May 6 (Bloomberg) -- Chile’s economy expanded in March at the slowest annual pace since July 2011 as manufacturing contracted, the central bank said.
The Imacec index, a proxy for gross domestic product, grew 3.1 percent from the year earlier, the bank said today on its website, less than forecast by all 16 economists in a Bloomberg survey. Their median estimate was 4.7 percent. Economic activity was unchanged from the previous month, the bank said.

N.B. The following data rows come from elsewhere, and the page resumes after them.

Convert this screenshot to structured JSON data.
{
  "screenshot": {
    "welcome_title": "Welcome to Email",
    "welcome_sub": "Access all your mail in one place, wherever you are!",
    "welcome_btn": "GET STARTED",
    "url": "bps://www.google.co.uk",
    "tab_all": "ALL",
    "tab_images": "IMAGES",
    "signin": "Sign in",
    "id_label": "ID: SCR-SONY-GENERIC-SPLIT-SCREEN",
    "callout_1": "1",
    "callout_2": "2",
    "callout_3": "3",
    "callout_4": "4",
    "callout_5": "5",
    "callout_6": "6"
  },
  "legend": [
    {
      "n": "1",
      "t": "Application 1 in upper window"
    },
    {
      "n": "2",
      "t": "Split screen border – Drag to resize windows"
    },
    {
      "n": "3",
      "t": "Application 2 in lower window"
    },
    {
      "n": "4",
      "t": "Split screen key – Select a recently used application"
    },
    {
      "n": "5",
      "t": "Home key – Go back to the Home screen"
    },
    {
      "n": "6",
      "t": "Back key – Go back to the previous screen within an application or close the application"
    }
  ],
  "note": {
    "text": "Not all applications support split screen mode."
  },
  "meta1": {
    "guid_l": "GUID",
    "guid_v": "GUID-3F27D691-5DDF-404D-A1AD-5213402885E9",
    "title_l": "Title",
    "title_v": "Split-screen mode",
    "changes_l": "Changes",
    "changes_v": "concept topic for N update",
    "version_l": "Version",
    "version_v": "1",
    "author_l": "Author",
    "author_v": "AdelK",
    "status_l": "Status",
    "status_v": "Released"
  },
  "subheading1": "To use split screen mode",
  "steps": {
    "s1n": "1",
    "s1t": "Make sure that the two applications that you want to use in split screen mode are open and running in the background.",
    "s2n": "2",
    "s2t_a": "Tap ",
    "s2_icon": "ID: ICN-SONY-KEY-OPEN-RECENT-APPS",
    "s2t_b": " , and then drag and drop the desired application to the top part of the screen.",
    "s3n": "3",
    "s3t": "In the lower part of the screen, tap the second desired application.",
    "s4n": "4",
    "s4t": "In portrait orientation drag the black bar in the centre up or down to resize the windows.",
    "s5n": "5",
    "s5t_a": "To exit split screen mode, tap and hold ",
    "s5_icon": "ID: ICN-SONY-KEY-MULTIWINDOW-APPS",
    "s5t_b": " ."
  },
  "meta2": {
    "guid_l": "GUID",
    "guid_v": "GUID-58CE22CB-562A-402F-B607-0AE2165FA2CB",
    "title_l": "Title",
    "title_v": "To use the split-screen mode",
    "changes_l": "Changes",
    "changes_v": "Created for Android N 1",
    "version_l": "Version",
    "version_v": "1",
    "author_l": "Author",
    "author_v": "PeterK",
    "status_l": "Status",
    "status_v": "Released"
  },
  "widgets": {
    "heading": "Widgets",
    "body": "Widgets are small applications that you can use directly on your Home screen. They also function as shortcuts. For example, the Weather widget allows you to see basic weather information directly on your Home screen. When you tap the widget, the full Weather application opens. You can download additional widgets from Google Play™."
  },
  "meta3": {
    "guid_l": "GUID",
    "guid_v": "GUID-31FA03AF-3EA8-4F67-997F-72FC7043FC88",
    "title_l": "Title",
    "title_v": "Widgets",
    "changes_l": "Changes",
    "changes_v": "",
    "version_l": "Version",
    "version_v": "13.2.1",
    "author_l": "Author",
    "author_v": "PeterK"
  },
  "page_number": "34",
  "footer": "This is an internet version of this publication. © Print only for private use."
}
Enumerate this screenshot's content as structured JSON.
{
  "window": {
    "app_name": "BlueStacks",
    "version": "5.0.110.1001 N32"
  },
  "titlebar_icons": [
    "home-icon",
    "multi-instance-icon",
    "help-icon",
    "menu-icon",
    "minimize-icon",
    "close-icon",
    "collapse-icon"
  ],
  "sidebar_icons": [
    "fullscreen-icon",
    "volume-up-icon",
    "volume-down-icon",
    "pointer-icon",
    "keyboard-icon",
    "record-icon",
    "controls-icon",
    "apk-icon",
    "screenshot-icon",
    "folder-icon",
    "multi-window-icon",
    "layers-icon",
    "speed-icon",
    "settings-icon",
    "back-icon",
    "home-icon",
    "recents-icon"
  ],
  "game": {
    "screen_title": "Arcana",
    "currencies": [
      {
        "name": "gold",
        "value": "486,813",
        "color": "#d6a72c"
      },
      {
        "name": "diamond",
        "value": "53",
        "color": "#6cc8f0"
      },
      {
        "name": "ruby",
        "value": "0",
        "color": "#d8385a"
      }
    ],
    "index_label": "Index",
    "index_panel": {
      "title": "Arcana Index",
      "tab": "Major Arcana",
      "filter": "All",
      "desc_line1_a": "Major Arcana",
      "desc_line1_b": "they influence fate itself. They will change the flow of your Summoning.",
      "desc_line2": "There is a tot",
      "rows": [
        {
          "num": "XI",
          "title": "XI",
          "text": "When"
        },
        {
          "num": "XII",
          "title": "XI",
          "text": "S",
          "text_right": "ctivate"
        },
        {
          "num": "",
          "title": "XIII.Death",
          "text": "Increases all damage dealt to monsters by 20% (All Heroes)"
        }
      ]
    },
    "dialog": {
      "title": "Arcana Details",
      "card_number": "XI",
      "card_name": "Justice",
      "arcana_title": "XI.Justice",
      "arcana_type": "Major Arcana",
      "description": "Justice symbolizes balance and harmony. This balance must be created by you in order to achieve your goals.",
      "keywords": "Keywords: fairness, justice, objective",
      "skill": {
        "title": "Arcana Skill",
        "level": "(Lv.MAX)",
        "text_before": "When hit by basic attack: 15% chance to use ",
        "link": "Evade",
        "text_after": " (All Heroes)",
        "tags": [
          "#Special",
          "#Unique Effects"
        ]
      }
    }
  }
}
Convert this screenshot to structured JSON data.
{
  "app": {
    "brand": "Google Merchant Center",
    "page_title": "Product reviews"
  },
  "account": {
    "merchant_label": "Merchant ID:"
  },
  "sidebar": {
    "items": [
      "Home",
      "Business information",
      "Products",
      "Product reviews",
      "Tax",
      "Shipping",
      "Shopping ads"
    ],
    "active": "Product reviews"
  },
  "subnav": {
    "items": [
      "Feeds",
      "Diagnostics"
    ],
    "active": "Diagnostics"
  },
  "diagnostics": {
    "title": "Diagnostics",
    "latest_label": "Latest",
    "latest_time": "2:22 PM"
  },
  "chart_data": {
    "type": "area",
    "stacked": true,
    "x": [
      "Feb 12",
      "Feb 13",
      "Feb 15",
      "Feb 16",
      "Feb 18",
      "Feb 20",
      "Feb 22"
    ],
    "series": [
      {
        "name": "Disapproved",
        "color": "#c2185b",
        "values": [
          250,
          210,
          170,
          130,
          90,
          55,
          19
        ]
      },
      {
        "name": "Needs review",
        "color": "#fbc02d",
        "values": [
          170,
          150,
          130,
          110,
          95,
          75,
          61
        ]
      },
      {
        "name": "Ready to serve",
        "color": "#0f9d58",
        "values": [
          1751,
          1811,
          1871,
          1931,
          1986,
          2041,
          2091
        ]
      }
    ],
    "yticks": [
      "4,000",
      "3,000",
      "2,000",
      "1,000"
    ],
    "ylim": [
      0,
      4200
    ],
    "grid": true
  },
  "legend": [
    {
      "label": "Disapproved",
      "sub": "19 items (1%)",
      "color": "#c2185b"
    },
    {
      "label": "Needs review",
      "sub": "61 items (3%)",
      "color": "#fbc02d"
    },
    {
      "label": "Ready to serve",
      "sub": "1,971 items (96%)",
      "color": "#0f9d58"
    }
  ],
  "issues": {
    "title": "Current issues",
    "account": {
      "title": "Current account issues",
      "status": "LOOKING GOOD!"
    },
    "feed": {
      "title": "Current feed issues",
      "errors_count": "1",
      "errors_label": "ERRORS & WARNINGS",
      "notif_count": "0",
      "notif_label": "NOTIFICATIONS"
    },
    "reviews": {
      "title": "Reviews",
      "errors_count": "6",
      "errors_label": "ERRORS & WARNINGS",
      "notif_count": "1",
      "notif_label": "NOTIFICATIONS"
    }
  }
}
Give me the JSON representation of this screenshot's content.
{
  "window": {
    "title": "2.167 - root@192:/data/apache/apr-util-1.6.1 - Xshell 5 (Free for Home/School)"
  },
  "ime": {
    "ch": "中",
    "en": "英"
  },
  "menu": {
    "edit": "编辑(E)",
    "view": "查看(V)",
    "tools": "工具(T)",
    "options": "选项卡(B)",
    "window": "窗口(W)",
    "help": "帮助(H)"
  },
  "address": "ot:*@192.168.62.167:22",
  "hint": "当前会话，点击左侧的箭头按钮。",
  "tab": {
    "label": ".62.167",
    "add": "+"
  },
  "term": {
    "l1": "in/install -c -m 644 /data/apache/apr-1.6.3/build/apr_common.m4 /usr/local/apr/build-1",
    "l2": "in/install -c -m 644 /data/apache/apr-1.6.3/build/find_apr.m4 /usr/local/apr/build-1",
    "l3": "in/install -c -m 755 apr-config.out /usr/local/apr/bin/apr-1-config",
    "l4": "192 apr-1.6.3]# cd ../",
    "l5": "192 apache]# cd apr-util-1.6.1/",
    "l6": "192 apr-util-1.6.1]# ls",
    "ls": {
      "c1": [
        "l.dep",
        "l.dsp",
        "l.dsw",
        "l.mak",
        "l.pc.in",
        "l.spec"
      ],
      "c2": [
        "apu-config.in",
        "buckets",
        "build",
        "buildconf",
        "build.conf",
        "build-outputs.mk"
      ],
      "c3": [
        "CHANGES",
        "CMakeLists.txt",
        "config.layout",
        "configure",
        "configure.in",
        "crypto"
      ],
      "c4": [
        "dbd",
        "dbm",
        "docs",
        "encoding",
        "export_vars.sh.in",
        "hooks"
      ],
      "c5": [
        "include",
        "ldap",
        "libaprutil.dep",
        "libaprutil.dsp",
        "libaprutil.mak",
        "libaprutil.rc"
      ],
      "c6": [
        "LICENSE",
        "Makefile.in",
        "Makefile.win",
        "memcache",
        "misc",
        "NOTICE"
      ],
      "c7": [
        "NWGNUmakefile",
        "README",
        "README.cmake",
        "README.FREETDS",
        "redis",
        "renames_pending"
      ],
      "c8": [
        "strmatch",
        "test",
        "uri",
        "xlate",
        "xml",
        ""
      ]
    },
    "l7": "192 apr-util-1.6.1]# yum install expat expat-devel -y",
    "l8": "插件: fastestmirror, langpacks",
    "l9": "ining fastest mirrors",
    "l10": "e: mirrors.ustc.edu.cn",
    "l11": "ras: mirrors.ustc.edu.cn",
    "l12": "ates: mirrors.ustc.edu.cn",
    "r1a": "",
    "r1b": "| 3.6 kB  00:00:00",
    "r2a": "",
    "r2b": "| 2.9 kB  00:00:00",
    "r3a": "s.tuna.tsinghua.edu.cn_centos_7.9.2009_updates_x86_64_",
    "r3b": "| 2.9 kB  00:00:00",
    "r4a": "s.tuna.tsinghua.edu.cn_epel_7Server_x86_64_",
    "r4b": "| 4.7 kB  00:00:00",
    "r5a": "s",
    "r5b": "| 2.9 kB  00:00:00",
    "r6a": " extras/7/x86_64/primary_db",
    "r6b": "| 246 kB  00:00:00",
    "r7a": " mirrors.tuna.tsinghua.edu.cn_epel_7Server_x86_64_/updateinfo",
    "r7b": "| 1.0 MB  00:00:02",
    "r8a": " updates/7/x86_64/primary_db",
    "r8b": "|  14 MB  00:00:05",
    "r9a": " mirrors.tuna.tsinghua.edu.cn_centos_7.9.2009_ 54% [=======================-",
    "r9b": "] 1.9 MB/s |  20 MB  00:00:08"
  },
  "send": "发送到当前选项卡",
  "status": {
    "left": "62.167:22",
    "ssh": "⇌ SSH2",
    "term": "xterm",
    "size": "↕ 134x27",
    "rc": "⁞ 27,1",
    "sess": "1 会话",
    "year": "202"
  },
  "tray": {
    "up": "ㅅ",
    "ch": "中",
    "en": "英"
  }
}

Central bank President Rodrigo Vergara said on April 2 that the economy was showing the first signs of slowing on weaker internal demand and tighter credit conditions. The mounting evidence of a slowdown comes after a year when gross domestic product grew at the fastest pace in South America behind Peru and unemployment fell to a 40-year low.
“This adds to evidence that the economy is starting to slow down and probably implies that the central bank will move to a less hawkish tone and a more neutral monetary-policy outlook,” said Felipe Hernandez, an economist at Royal Bank of Scotland Group Plc in Stamford, Connecticut.
Manufacturing output fell 3 percent in March from a year earlier led by declines in tobacco, equipment and base metals, the National Statistics Institute said on April 30.
The peso gained 0.1 percent to 469.45 per U.S. dollar at the close in Santiago.
Economic growth of 5.6 percent last year was driven by investment in the mining industry and a consumer spending boom. The average wage surged 4.7 percent above inflation in December, the same month in which unemployment in Santiago dropped to 5.2 percent, the lowest since 1973, according to a study by the Universidad de Chile.
Still, with inflation below the target range for the past four months, the central bank chose to leave its benchmark interest rate unchanged at 5 percent in April for the 15th consecutive month, the highest in Latin America after Brazil.
All 56 economists in a central bank survey on April 9 expected policy makers to leave the key rate on hold for at least another 11 months, extending their record pause.
Even as expansion weakened last month, consumers kept spending, with retail sales leaping 10.2 percent from a year earlier, according to a report on April 30 by the statistics agency. Manufacturing output fell by 3 percent over the same period.
Industrial growth has stagnated, while retail sales soar, as the peso rises to its strongest level relative to trading partners for 20 years, curbing the cost of imports and making Chilean goods more expensive abroad.